And yet more

Programming Microsoft Azure Service Fabric by Haishi Bai

I’ve been doing a lot of Kubernetes lately, and since that has a Google heritage from systems like Borg, I thought it was probably time to have another quick look at Service Fabric which was/is the base layer for many Microsoft services. Unsurprisingly, the concepts in Service Fabric are every much like those you find in other systems, though it felt to me that there was more of an emphasis on sharding and actor patterns – I think that some of these ideas have been taken across to Kubernetes with Microsoft’s DAPR. In Service Fabric the services can be stateful or stateless, and there are the usual mechanisms for rolling out changes across a cluster, concepts of scalability and performance, and availability and reliability.

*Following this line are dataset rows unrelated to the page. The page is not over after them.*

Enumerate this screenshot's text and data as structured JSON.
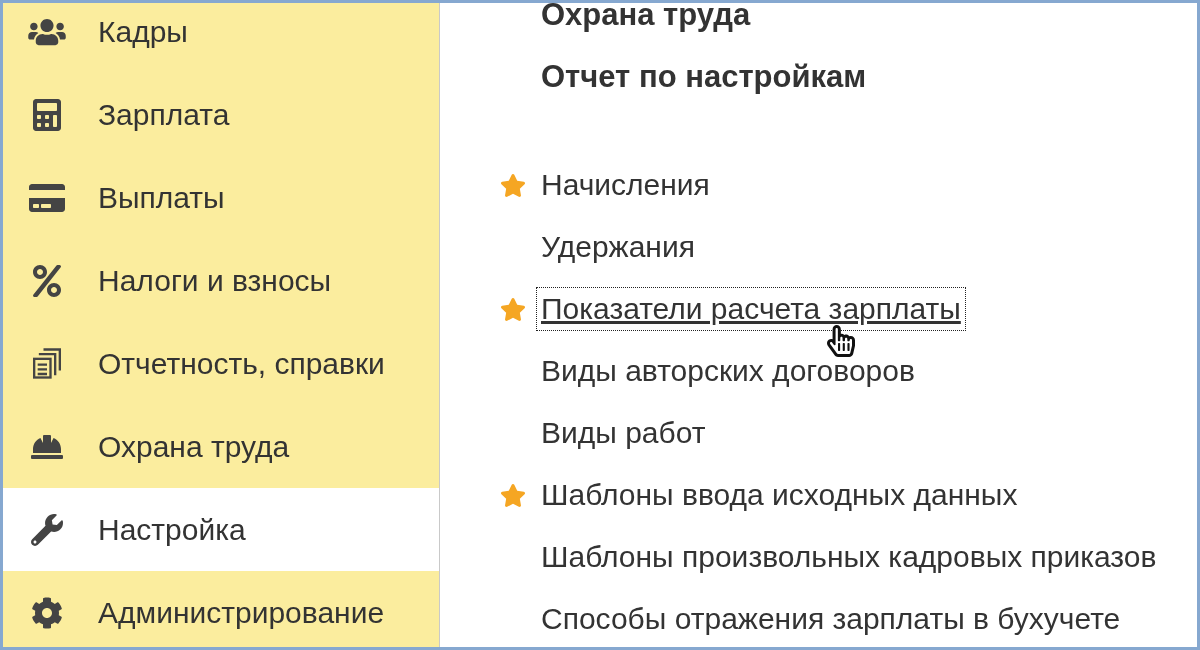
{
  "sections": [
    {
      "label": "Кадры",
      "selected": false
    },
    {
      "label": "Зарплата",
      "selected": false
    },
    {
      "label": "Выплаты",
      "selected": false
    },
    {
      "label": "Налоги и взносы",
      "selected": false
    },
    {
      "label": "Отчетность, справки",
      "selected": false
    },
    {
      "label": "Охрана труда",
      "selected": false
    },
    {
      "label": "Настройка",
      "selected": true
    },
    {
      "label": "Администрирование",
      "selected": false
    }
  ],
  "commands": {
    "groups": [
      {
        "links": [
          {
            "text": "Охрана труда",
            "important": true,
            "favorite": false,
            "focused": false
          },
          {
            "text": "Отчет по настройкам",
            "important": true,
            "favorite": false,
            "focused": false
          }
        ]
      },
      {
        "links": [
          {
            "text": "Начисления",
            "important": false,
            "favorite": true,
            "focused": false
          },
          {
            "text": "Удержания",
            "important": false,
            "favorite": false,
            "focused": false
          },
          {
            "text": "Показатели расчета зарплаты",
            "important": false,
            "favorite": true,
            "focused": true
          },
          {
            "text": "Виды авторских договоров",
            "important": false,
            "favorite": false,
            "focused": false
          },
          {
            "text": "Виды работ",
            "important": false,
            "favorite": false,
            "focused": false
          },
          {
            "text": "Шаблоны ввода исходных данных",
            "important": false,
            "favorite": true,
            "focused": false
          },
          {
            "text": "Шаблоны произвольных кадровых приказов",
            "important": false,
            "favorite": false,
            "focused": false
          },
          {
            "text": "Способы отражения зарплаты в бухучете",
            "important": false,
            "favorite": false,
            "focused": false
          }
        ]
      }
    ]
  }
}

The later chapters on Linux containers and advanced concepts (serverless and artificial intelligence) felt like standard expected things these days, but were probably innovative when the first version of the book was written.

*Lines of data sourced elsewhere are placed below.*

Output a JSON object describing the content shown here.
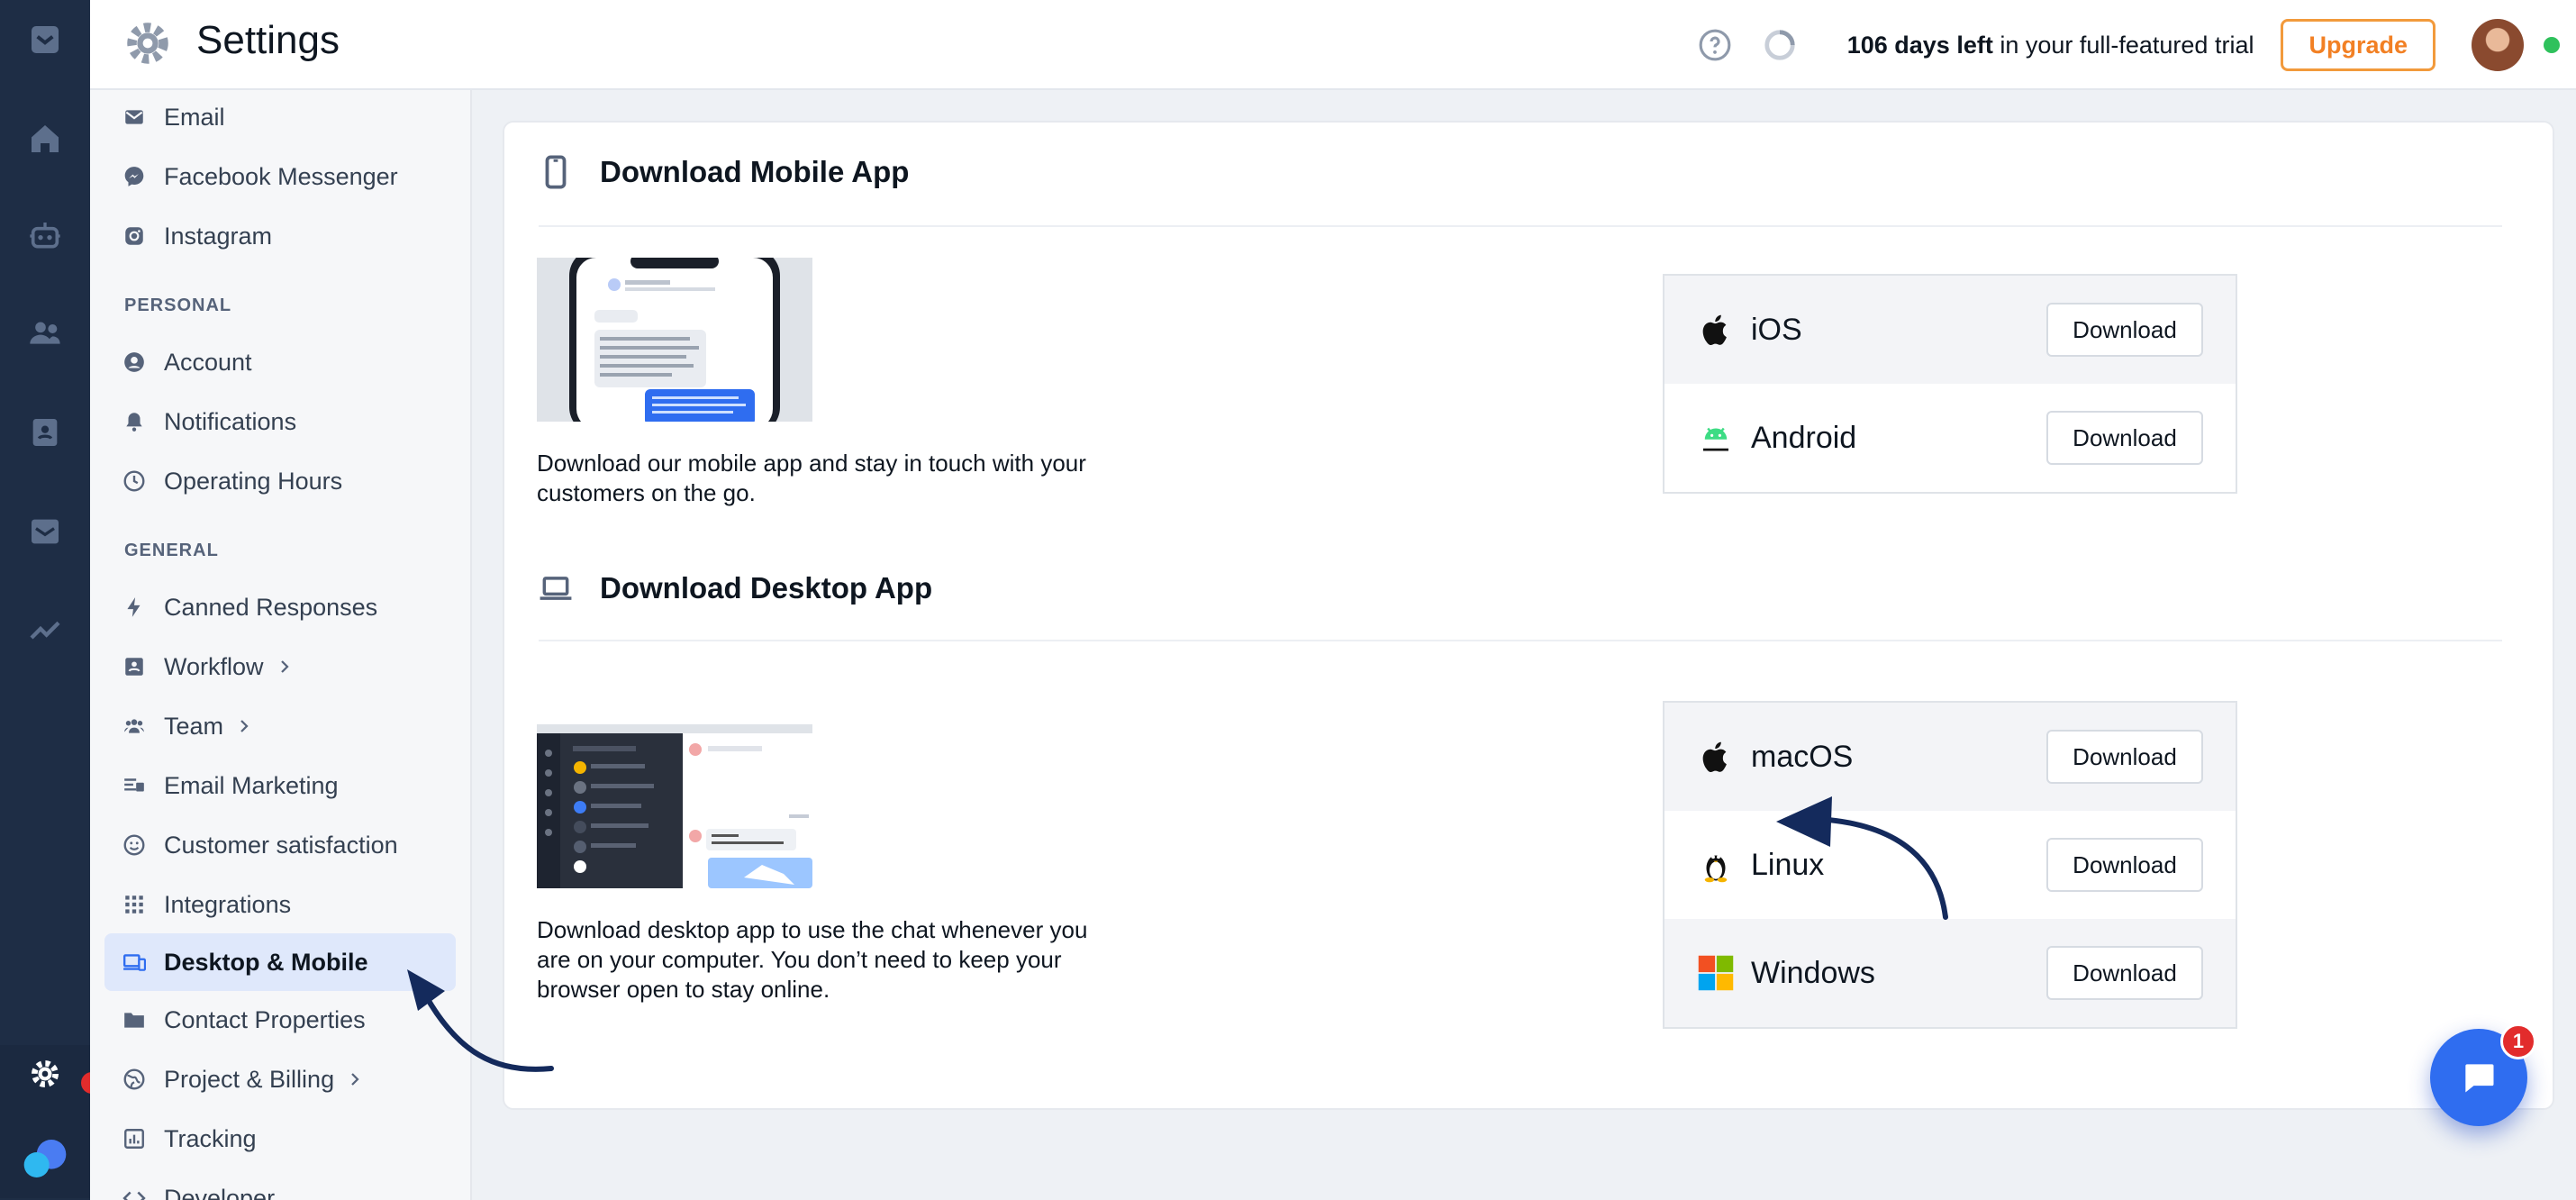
{
  "app": {
    "title": "Settings"
  },
  "topbar": {
    "trial_bold": "106 days left",
    "trial_rest": " in your full-featured trial",
    "upgrade_label": "Upgrade"
  },
  "sidebar": {
    "items_top": [
      {
        "label": "Email",
        "icon": "envelope-icon"
      },
      {
        "label": "Facebook Messenger",
        "icon": "messenger-icon"
      },
      {
        "label": "Instagram",
        "icon": "instagram-icon"
      }
    ],
    "personal_header": "PERSONAL",
    "personal": [
      {
        "label": "Account",
        "icon": "user-circle-icon"
      },
      {
        "label": "Notifications",
        "icon": "bell-icon"
      },
      {
        "label": "Operating Hours",
        "icon": "clock-icon"
      }
    ],
    "general_header": "GENERAL",
    "general": [
      {
        "label": "Canned Responses",
        "icon": "bolt-icon"
      },
      {
        "label": "Workflow",
        "icon": "workflow-icon"
      },
      {
        "label": "Team",
        "icon": "team-icon"
      },
      {
        "label": "Email Marketing",
        "icon": "email-marketing-icon"
      },
      {
        "label": "Customer satisfaction",
        "icon": "smile-icon"
      },
      {
        "label": "Integrations",
        "icon": "grid-icon"
      },
      {
        "label": "Desktop & Mobile",
        "icon": "devices-icon"
      },
      {
        "label": "Contact Properties",
        "icon": "folder-icon"
      },
      {
        "label": "Project & Billing",
        "icon": "globe-icon"
      },
      {
        "label": "Tracking",
        "icon": "chart-icon"
      },
      {
        "label": "Developer",
        "icon": "code-icon"
      }
    ]
  },
  "mobile": {
    "title": "Download Mobile App",
    "description": "Download our mobile app and stay in touch with your customers on the go.",
    "platforms": [
      {
        "name": "iOS",
        "button": "Download",
        "icon": "apple-icon"
      },
      {
        "name": "Android",
        "button": "Download",
        "icon": "android-icon"
      }
    ]
  },
  "desktop": {
    "title": "Download Desktop App",
    "description": "Download desktop app to use the chat whenever you are on your computer. You don’t need to keep your browser open to stay online.",
    "platforms": [
      {
        "name": "macOS",
        "button": "Download",
        "icon": "apple-icon"
      },
      {
        "name": "Linux",
        "button": "Download",
        "icon": "linux-icon"
      },
      {
        "name": "Windows",
        "button": "Download",
        "icon": "windows-icon"
      }
    ]
  },
  "chat": {
    "badge": "1"
  },
  "colors": {
    "rail": "#1e2d45",
    "accent": "#2f6df0",
    "upgrade": "#f28024",
    "active_bg": "#dfe8fb",
    "arrow": "#142a5c"
  }
}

Linux Kernel Programming: A Comprehensive guide to kernel internals, writing kernel modules and kernel synchronization by Kaiwan N Billimoria

This is a big thick book on the Linux kernel and how to write modules to plug into the kernel. As a way to write these kernel modules, it covers the memory management inside the kernel and the way it handles threads in great detail. For the former, you’ll get to understand the mappings of virtual memory and the page tables, on the way to understanding where your modules should allocate their memory. For the latter, you’ll get a great understanding of the Linux tasks and how they are scheduled, and the locks you will need to use to make your code race free.

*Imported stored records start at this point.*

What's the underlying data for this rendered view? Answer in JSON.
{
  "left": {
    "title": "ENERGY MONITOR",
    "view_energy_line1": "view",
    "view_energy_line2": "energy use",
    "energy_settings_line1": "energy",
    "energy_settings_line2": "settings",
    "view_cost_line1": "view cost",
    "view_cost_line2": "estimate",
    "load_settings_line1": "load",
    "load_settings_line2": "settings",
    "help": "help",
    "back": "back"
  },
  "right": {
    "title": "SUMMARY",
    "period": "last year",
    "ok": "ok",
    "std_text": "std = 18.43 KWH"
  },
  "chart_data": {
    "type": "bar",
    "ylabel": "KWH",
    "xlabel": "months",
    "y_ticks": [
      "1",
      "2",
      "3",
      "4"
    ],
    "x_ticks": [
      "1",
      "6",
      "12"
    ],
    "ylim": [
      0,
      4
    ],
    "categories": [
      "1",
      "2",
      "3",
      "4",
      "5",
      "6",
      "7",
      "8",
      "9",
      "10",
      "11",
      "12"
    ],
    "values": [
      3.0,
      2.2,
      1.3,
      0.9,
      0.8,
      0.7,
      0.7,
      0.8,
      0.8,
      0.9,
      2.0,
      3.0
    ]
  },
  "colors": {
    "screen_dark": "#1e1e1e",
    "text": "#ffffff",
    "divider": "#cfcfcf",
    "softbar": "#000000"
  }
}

The book is really practical, with instructions on how to set up virtual box to safely set up many of the kernel programming exercises.

I absolutely loved this book, and will be spending time working on the examples to increase my understanding.

Designing Microservices Platforms with NATS by Chanaka Fernando

We’ve been using NATS as a message bus at work in an application that I have inherited, so I wanted to learn a little more about it. This book covers the NATs application in its early chapters but also covers the ideas behind Microservice architectures too. It was an interesting read.